Monday, December 01, 2003

More sickness  

A couple of weeks ago, I complained here in this space about my runny nose, my aching head, my cough-induced raw throat, and a few other ailments plaguing me at the time (actually, I complained two days in a row, here and here). My wife took good care of me during my sickness, but just about the time I started feeling like my normal self again, she started coughing. She spent this past week trying to will her cough to go away, but it finally got the best of her on Friday, the day I played football for three hours and came home barely able to move.

In one of those previous posts, I wrote:

On the other side of things, I don't much like for her to be sick. I do enjoy and crave the responsibility of caring for her in her vulnerability, but I hate the helpless feeling of not being able to heal her myself. About a year ago she developed some sort of bronchitis and could not stop coughing. She suffered quite a bit, but (even by her account) not as much as I did. I hated that I couldn't defend her from the infection inside her body. I wanted to take it into my own so that she wouldn't have to hurt anymore. But I couldn't. All I could do was give her medicine, keep her as comfortable as possible, and kiss her forehead all day long.

She appears to be suffering from the same thing now as she was then (diagnosed as asthmatic bronchitis), only this time seems worse. The inhalers the doctor prescribed seemed to work magic back then, but now they don't offer much relief. She coughs constantly except while sleeping, mucus clogs her nasal passages so she can't breathe through her nose, and her temperature hovers around 101 and 102 degrees.

I've been doing my best to take care of her even though I'm shuffling around like a 95-year-old. She may have hit a turning point on Sunday. My constant attention and some turkey soup from our NY surrogate parents Russ and Sue have raised her spirits considerably. As I write this she's happily watching an episode of Law & Order.
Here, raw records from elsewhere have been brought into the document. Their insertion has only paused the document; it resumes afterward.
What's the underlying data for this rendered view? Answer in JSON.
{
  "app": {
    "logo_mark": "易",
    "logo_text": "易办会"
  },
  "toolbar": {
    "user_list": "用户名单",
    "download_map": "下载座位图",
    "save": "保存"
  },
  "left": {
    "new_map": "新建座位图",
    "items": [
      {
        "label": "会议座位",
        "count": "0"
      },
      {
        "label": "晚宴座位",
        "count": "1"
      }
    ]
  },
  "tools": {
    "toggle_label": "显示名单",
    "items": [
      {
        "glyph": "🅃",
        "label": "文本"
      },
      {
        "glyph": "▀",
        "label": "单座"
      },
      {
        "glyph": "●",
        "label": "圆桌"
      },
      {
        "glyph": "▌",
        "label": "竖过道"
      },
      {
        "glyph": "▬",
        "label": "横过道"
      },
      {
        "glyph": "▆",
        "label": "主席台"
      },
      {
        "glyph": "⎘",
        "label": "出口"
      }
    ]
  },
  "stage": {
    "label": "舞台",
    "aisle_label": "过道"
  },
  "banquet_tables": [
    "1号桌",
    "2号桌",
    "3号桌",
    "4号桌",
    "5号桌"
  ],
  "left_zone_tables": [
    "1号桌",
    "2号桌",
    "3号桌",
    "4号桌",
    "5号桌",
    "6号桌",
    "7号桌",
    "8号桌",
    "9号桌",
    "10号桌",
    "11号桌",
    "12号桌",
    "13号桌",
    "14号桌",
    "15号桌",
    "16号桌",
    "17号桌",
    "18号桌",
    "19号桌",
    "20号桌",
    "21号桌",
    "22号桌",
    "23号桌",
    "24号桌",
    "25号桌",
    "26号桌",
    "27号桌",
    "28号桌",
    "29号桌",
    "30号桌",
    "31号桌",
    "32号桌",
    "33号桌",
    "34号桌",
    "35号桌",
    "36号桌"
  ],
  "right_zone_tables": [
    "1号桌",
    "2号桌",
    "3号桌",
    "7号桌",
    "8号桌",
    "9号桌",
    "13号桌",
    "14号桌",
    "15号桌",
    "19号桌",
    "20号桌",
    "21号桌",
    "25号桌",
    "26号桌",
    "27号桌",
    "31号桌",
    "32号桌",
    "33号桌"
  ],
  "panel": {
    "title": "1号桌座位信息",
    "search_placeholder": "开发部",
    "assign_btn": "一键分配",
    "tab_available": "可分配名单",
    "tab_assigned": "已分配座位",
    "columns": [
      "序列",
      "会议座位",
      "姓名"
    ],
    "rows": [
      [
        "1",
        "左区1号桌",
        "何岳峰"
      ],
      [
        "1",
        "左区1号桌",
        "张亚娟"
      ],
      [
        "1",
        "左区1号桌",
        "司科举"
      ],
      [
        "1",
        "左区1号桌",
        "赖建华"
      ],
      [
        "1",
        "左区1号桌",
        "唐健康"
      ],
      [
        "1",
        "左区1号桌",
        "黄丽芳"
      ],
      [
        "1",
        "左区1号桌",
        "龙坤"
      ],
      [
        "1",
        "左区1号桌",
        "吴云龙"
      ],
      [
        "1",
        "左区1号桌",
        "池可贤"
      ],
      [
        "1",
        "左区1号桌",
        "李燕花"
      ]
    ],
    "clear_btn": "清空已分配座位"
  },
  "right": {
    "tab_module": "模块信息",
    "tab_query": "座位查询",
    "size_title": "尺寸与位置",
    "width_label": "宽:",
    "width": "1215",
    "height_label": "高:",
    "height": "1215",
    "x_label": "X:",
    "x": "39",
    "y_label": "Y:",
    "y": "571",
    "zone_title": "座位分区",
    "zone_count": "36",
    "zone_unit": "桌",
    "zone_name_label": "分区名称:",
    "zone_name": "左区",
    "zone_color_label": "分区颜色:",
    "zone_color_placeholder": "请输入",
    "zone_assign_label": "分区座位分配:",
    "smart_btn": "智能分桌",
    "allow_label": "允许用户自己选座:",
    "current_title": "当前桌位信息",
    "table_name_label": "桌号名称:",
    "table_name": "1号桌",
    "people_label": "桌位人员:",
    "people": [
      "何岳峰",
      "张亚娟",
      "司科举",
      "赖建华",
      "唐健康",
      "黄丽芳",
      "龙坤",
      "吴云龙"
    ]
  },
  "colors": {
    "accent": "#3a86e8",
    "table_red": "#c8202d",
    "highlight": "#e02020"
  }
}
I met a guy once who told me that his wife had just recovered from a year-long bout with some sort of cancer. He told me that the year had been difficult, but he had stayed with her. He actually stuck out his chest when he said that, and also mentioned that some of his friends didn't understand why he wouldn't leave her. I wanted to paraphrase Chris Rock and say, "Whaddaya want, a cookie? You're not supposed to leave your wife, you low-expectation-having foulfilthblankinswearword!"

I don't mean to be judgmental. I've never been in that position, so I can't say with certainty how I would handle it. But I do know that the times when my wife is sick and vulnerable are the times I feel the greatest affection toward her. It's those times when I can really serve her without expecting anything in return, which after all is how I'm supposed to serve her all the time.